In reality, a minuscule number of broadcasters are profitable. Ad figures are inflated by rate card monitoring that does not take into account regular heavy discounting. On a net basis, ad spend per capita is lower than global benchmarks. In the absence of a single regulatory body with authority over the many countries in the region, the advertising and broadcasting sectors are practically unregulated. In advertising, this has led to aggressive but not always transparent sales practices. In broadcasting, the lack of regulation has led to large discrepancies in the quality of content. Audience measurement is either non-existent or relies on antiquated methodologies.

The rapid development of satellite Direct-to-Home distribution, while a necessity in the past to avoid strict government control of the television sector, has come at a cost. Broadcasters and advertisers cannot target individual markets and therefore larger countries tend to get the lion’s share of television spend while local TV advertising budgets are diverted to newspapers.
Despite the lack of profits, new channels continue to launch, at times as misguided commercial ventures but mostly in pursuit of non-commercial goals. This is fine in a normal free market scenario, but with the lack of audience measurement and no regulation of the claims channels can make or how their advertising inventory is sold, the market becomes distorted. Its overall value is diminished as too many players are left chasing an undervalued advertising spend.

There is no short term solution or quick fix for the various issues afflicting the TV sector in the Middle East. Many are regulatory and related to the multi-country footprint of the sector and therefore cannot be easily resolved. Ultimately, the current key players in the Middle East’s television industry including broadcasters, advertisers, media buyers and sales representatives, are best positioned to improve its prospects by taking pragmatic steps to increase revenues, reduce costs, and support transparency.

Key actions include:

All parties should support the introduction of audience measurement tools. The UAE is the only major Middle East market that is close to launching people meters.

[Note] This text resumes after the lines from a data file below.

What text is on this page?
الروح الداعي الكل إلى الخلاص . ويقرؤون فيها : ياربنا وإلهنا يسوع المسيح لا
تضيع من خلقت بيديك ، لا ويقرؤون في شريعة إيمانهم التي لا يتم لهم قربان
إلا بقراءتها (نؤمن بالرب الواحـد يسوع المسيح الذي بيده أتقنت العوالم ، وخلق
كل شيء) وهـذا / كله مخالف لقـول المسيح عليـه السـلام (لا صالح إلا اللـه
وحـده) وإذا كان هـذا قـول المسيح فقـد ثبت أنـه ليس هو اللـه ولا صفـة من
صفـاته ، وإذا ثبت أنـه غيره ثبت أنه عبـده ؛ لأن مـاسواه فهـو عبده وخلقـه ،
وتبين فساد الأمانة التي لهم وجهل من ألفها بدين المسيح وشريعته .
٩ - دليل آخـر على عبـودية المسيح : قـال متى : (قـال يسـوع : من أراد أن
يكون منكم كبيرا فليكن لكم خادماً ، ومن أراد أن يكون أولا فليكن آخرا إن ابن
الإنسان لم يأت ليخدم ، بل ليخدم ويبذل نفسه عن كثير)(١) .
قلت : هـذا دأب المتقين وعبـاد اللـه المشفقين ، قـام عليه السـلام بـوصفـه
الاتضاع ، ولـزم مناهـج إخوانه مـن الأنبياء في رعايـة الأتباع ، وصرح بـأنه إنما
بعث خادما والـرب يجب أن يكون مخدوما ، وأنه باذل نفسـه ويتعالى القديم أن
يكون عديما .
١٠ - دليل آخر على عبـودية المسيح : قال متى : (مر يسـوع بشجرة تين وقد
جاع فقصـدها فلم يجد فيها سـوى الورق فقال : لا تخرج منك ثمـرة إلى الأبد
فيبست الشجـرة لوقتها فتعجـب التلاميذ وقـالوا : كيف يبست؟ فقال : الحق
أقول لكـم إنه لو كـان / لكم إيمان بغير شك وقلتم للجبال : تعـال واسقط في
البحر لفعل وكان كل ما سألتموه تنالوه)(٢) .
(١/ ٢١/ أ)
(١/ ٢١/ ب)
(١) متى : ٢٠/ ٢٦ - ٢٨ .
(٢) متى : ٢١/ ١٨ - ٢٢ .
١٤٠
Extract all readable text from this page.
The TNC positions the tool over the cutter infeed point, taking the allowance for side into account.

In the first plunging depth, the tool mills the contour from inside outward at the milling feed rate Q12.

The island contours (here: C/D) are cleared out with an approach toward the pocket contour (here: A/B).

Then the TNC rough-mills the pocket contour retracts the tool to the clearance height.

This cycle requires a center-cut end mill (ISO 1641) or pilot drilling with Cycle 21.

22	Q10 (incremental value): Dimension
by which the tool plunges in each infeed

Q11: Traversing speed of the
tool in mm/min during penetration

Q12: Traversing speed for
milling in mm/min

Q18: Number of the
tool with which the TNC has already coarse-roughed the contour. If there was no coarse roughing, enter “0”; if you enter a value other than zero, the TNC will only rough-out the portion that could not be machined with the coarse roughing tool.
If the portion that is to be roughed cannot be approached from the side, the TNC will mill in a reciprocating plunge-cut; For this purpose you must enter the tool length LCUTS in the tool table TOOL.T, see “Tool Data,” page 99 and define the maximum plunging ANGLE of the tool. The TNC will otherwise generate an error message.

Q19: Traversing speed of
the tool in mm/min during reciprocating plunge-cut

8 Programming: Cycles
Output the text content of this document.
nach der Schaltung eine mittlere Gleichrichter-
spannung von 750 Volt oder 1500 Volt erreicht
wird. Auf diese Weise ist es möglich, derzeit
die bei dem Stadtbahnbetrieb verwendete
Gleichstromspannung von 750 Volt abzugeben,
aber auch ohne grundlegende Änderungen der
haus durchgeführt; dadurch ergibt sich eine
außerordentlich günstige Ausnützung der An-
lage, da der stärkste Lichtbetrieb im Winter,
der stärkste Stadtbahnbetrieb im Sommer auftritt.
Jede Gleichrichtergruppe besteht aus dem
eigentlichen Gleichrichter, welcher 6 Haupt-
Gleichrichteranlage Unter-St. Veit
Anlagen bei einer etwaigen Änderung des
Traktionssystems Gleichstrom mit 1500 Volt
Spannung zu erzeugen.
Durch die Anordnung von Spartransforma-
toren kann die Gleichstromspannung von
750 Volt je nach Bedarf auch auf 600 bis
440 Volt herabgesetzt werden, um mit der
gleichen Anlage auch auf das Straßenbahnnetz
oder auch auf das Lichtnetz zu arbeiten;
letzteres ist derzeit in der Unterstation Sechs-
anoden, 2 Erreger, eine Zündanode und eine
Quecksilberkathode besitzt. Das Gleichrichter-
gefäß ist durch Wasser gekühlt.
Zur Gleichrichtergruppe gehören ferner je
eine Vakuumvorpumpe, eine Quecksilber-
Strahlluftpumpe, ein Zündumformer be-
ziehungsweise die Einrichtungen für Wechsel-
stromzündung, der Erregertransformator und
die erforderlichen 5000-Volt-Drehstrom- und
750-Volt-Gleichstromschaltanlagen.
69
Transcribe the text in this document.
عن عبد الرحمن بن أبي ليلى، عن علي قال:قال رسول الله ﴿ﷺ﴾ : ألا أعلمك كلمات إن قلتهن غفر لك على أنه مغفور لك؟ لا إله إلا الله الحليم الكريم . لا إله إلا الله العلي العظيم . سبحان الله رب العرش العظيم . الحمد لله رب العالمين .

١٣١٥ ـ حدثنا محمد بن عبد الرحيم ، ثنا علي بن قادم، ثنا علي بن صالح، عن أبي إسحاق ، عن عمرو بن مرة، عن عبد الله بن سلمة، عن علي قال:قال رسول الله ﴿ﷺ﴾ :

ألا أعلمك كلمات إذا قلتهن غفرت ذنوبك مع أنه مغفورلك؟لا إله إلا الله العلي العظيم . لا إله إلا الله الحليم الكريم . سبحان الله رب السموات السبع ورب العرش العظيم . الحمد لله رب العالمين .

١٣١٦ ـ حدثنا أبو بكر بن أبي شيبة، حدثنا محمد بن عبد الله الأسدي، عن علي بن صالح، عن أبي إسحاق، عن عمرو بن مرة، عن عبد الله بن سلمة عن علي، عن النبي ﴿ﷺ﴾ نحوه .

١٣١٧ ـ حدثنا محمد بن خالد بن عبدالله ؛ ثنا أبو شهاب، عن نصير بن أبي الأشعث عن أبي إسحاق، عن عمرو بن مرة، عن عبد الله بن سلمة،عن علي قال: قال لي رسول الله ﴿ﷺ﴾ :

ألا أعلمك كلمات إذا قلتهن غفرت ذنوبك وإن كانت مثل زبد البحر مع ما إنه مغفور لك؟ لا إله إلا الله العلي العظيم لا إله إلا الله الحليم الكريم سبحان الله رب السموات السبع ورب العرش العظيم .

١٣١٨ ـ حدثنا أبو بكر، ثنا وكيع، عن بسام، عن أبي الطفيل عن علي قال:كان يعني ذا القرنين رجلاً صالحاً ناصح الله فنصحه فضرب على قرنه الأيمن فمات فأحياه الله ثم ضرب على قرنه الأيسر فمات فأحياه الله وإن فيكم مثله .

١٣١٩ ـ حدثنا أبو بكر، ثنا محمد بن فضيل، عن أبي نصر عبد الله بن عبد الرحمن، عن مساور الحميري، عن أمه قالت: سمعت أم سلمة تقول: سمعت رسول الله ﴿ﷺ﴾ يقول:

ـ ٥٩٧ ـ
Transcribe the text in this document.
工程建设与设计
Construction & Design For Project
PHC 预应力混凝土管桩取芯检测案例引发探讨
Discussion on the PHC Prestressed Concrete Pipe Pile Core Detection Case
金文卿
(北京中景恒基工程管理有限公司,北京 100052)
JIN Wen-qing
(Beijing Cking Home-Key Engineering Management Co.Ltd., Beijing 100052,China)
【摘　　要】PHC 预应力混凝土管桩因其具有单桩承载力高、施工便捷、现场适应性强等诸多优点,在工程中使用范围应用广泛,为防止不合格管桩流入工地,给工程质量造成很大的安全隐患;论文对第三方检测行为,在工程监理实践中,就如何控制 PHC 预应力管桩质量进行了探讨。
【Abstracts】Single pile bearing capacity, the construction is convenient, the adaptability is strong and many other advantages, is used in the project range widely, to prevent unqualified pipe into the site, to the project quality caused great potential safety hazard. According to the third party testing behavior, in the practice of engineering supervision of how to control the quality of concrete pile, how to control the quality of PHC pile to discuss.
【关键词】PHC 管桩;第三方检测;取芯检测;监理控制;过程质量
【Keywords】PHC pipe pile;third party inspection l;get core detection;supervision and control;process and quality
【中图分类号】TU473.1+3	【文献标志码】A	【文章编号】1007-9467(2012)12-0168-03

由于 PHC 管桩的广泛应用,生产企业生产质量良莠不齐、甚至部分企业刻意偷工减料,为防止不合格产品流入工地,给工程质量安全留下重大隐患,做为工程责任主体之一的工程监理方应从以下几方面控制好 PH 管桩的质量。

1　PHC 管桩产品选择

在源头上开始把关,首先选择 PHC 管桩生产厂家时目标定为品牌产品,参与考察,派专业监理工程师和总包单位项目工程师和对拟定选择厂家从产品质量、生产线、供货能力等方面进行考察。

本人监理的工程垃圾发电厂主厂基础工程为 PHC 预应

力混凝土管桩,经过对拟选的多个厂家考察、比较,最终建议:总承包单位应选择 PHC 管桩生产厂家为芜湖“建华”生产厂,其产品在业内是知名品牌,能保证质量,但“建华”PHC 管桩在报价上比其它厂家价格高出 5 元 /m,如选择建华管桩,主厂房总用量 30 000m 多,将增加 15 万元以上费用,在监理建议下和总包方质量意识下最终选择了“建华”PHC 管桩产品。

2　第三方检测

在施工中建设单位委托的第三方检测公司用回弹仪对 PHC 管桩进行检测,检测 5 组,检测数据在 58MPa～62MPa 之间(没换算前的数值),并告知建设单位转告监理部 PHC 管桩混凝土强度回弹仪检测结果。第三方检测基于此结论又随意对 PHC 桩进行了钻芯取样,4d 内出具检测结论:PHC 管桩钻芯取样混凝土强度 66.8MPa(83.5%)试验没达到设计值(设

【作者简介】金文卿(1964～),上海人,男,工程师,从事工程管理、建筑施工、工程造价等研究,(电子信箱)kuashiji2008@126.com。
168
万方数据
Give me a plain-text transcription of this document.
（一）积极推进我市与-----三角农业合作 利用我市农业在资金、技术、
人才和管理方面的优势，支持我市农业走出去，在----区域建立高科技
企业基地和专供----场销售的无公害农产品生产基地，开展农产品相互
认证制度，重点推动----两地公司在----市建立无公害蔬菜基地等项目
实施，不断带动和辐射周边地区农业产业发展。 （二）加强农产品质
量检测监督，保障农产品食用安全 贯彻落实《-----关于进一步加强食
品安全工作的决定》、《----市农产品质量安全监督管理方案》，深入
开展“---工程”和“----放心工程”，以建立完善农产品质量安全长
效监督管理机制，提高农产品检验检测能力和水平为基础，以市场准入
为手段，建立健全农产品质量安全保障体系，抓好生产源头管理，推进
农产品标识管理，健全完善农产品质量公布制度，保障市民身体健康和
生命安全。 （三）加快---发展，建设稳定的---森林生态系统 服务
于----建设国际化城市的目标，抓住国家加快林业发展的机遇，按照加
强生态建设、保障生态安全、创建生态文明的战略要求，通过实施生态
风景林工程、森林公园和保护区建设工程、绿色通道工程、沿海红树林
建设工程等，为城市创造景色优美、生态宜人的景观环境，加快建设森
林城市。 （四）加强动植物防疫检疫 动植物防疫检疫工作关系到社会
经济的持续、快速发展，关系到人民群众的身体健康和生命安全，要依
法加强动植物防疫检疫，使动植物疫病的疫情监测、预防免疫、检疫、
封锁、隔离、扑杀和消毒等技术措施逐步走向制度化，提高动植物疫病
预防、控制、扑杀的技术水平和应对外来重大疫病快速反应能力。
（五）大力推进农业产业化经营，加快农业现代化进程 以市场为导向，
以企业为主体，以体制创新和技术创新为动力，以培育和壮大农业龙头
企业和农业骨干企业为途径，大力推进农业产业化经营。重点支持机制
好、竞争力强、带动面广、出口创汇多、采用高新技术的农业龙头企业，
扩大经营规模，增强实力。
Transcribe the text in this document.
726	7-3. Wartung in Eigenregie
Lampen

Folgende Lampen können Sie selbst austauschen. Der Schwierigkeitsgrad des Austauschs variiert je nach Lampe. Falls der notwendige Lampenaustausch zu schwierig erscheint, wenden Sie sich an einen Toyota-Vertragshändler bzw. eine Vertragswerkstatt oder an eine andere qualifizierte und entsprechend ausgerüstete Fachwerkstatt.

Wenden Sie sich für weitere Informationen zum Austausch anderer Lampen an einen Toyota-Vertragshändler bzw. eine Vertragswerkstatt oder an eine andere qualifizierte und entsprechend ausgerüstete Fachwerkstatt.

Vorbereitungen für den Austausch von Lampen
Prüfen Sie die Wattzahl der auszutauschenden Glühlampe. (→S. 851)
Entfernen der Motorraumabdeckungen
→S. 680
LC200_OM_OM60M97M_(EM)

Broadcasters can increase their revenues if they work closely with advertisers. The evolved advertisers need to expand their arsenal beyond the 30-second spot to cut through the clutter. Yet currently the content development process at broadcasters barely involves their ultimate clients. If more budgets are to be allocated to TV, broadcasters must reach out to advertisers and seek to develop content that entertains audiences while integrating brands in a seamless non-intrusive manner.

Broadcasters should begin to shift their mindset to that of content owners and capitalise on new platforms to increase revenues: IPTV platforms are emerging in Saudi and other countries. OTT is a nascent but promising sector. Satellite operators are considering spot beams. YouTube viewing on mobile is one of the highest in the world. Broadband penetration is growing rapidly in key markets. All these platforms provide opportunities for content owners to create more relevant localised content, extend television brands onto the web and mobile, generate syndication and licensing revenues, or explore new advertising mechanisms.

Broadcasters can reduce content costs by sharing productions across markets or acquiring rights for smaller geographic territories. The pan-Arab channel is a convenient myth and very few channels can be both popular with audiences across all countries and be able to generate revenues from those countries.

Advertisers too must play a role in rewarding broadcasters that create premium content with verified audiences. In too many instances, the short term focus on reducing spot rates has led to a negative ripple effect across the advertising value chain.
The TV sector in the Middle East must repair its business model if it wants to sustain itself in the long term and attract investment on a commercially viable basis. Eventually, internal voluntary reform, if not exercised, will be replaced by externally imposed regulatory reform.